Pour revenir au projet de loi, inscrire dans les casiers judiciaires que des accusations ont été retirées ou qu'une personne a été acquittée peut avoir des répercussions négatives sur les gens qui veulent faire du bénévolat à l'école de leurs enfants. Pendant des années, j'ai participé bénévolement à des programmes de lecture et à des excursions scolaires dans les écoles de mes enfants, bien que je ne le fasse plus autant maintenant que je suis députée. Toutefois, si une personne a déjà été accusée de possession simple — et, soyons francs, c'est le cas de bon nombre de Canadiens —, elle ne sera pas autorisée à faire du bénévolat à l'école de ses enfants, ni à participer à une excursion scolaire. Disons que cette personne avait 18 ans quand cette accusation a été portée contre elle, et qu'elle a maintenant un enfant de 10 ans. Il est complètement insensé qu'on lui interdise de participer à une excursion scolaire pour cette raison.
Ces contrôles existent parce que les enfants sont vulnérables et que nous voulons veiller à leur donner le meilleur exemple possible. Cependant, une personne qui a été accusée pour possession simple n'est pas quelqu'un d'horrible pour autant. Il est important de permettre à ces gens d'apporter leur contribution, qu'ils fassent du bénévolat pour une banque alimentaire, pour une école, pour une église ou pour toute autre organisation qui vérifie les antécédents criminels. C'est un aspect très problématique.

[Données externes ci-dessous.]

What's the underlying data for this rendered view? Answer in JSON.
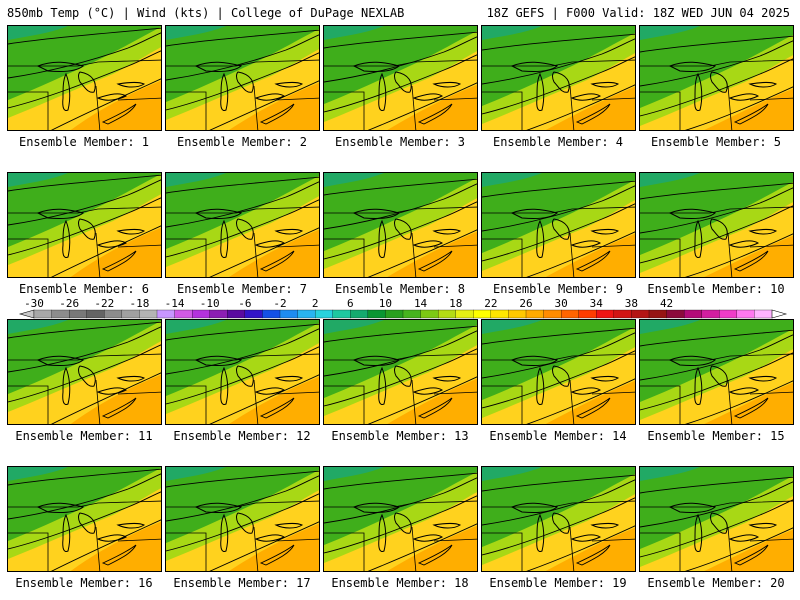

Cela m'amène à me pencher sur la solution proposée par le NPD. Que se passerait-il si on décidait de supprimer le casier judiciaire? Cela pose de nombreux problèmes. Quelqu'un qui a un casier judiciaire ne peut pas travailler dans une banque, dans la plupart des organisations de la fonction publique ou dans le milieu des assurances. Il ne peut pas être courtier immobilier, chauffeur de taxi, policier ou enquêteur privé. Il ne peut pas travailler dans un restaurant où on sert de l'alcool. Comme je l'ai dit, il ne peut pas non plus être bénévole.
Nous devons offrir des possibilités aux gens. Il suffit parfois de leur donner une deuxième chance.

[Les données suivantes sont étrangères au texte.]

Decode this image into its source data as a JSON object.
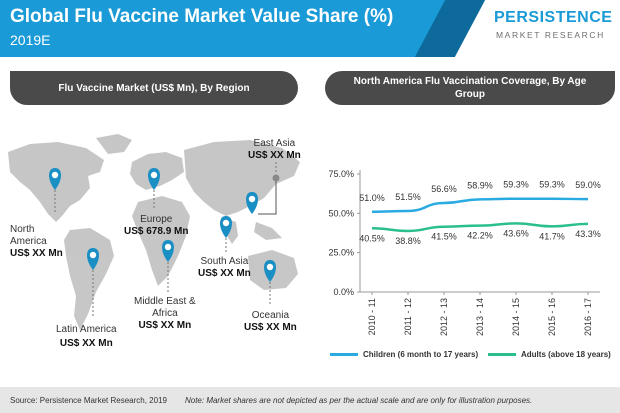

Par conséquent, je suis heureuse d'appuyer le projet de loi à l'étude. Comme pour tout projet de loi, nous allons l'examiner attentivement, parce que nous devons veiller à ce qu'il fasse exactement ce qu'il est censé faire, c'est-à-dire offrir aux gens la possibilité d'obtenir un pardon.
Regardons devant nous, mais aussi derrière, pour nous assurer de bien faire les choses.